Herkules lud zu Autorenlesung und Geistermenü

Geistergeschichte, Blutsuppe und abgehackte Zehen

Behinderte Jugendliche gestalteten Aktion mit Kultur und Köstlichkeiten

Eine Autorenlesung mit Geistergeschichte und anschließend ein Fünf-Sterne-Buffet mit Geistermenü bereiteten die behinderten Jugendlichen der Gruppe Herkules für ihre Gäste. Mit dem behinderten Kinder- und Jugendbuchautor Georg M. Gerisch aus Landshut und ihren Freunden erlebten sie einen gruseligen Abend im Jugendzentrum Utopia.

 

"Eine gruselige Lesung mit gräuslichen Köstlichkeiten" war die Veranstaltung der Jugendgruppe Herkules im Jugendzentrum Utopia in Burgweinting überschrieben. Bereits am Nachmittag feuerten die Jugendlichen und ihre Betreuer den Hexenkessel an. Monster-Chefköche zauberten ein gruseliges Buffet. Zum Trinken gab es Drachenblut mit Augen, zum Essen blutige Finger, abgehackte Zehen, blauen Kartoffelsalat, Nudeln mit Drachenblut, verschimmelte Pfannkuchen, Fliegenpilze, Dracheneier und scharfe Muffins von einem geisterhaft gestalteten Buffet.

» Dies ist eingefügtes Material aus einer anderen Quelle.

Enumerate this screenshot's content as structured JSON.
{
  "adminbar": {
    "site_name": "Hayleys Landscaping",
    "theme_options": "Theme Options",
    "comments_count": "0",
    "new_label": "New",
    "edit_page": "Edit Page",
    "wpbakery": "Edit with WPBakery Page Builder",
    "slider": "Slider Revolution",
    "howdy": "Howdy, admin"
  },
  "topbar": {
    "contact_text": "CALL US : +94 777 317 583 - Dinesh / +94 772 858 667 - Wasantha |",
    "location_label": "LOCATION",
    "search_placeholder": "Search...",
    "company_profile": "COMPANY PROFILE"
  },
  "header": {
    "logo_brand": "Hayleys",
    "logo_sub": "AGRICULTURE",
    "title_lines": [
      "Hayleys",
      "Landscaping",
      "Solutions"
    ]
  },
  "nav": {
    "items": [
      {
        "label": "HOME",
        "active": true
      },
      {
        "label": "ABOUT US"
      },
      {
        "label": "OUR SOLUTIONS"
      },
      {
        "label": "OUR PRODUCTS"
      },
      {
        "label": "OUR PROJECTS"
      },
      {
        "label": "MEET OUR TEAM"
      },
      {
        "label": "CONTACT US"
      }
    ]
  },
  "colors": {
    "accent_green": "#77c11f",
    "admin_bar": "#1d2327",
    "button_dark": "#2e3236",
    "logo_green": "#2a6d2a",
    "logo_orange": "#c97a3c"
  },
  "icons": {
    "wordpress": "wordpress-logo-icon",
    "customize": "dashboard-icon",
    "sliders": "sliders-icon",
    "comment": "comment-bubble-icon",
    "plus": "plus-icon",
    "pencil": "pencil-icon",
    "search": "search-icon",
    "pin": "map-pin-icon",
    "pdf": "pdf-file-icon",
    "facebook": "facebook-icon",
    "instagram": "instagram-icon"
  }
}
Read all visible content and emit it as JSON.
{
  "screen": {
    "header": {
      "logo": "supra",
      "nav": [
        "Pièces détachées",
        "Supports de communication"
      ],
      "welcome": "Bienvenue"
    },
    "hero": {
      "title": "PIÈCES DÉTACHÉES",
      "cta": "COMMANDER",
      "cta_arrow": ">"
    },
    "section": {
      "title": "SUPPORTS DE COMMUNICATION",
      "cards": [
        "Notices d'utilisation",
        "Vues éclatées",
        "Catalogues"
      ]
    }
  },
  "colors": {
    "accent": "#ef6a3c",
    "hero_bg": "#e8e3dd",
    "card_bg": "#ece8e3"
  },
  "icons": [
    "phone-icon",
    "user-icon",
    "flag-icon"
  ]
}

Der Veranstaltungsraum wurde mit Angst erregenden Geistergesichtern, gefährlich aussehenden Gebissen und vielen schwarzen Spinnen auf den Tischen dekoriert. Kleine Halloweenlichter sorgten für dämmeriges Licht und die entsprechende Stimmung.

Am Abend waren dann Eltern und Freunde der Jugendlichen als Gäste eingeladen. Jutta Kellner verteilte die am Nachmittag gebastelten Kuschelgeister "Zum Festhalten, wenn jemand Angst bekommen sollte". Benedikt Kiel spielte zum Einstieg auf seiner Veeh-Harfe. Markus Bauer stellte dann den behinderten Kinder- und Jugendbuchautor Georg M. Gerisch aus Landshut vor. Der Rollstuhlfahrer las aus einem seiner Bücher eine gruselige Geschichte vor. Im schaurigen Ambiente des fast verdunkelten Raumes lauschen alle ganz gespannt.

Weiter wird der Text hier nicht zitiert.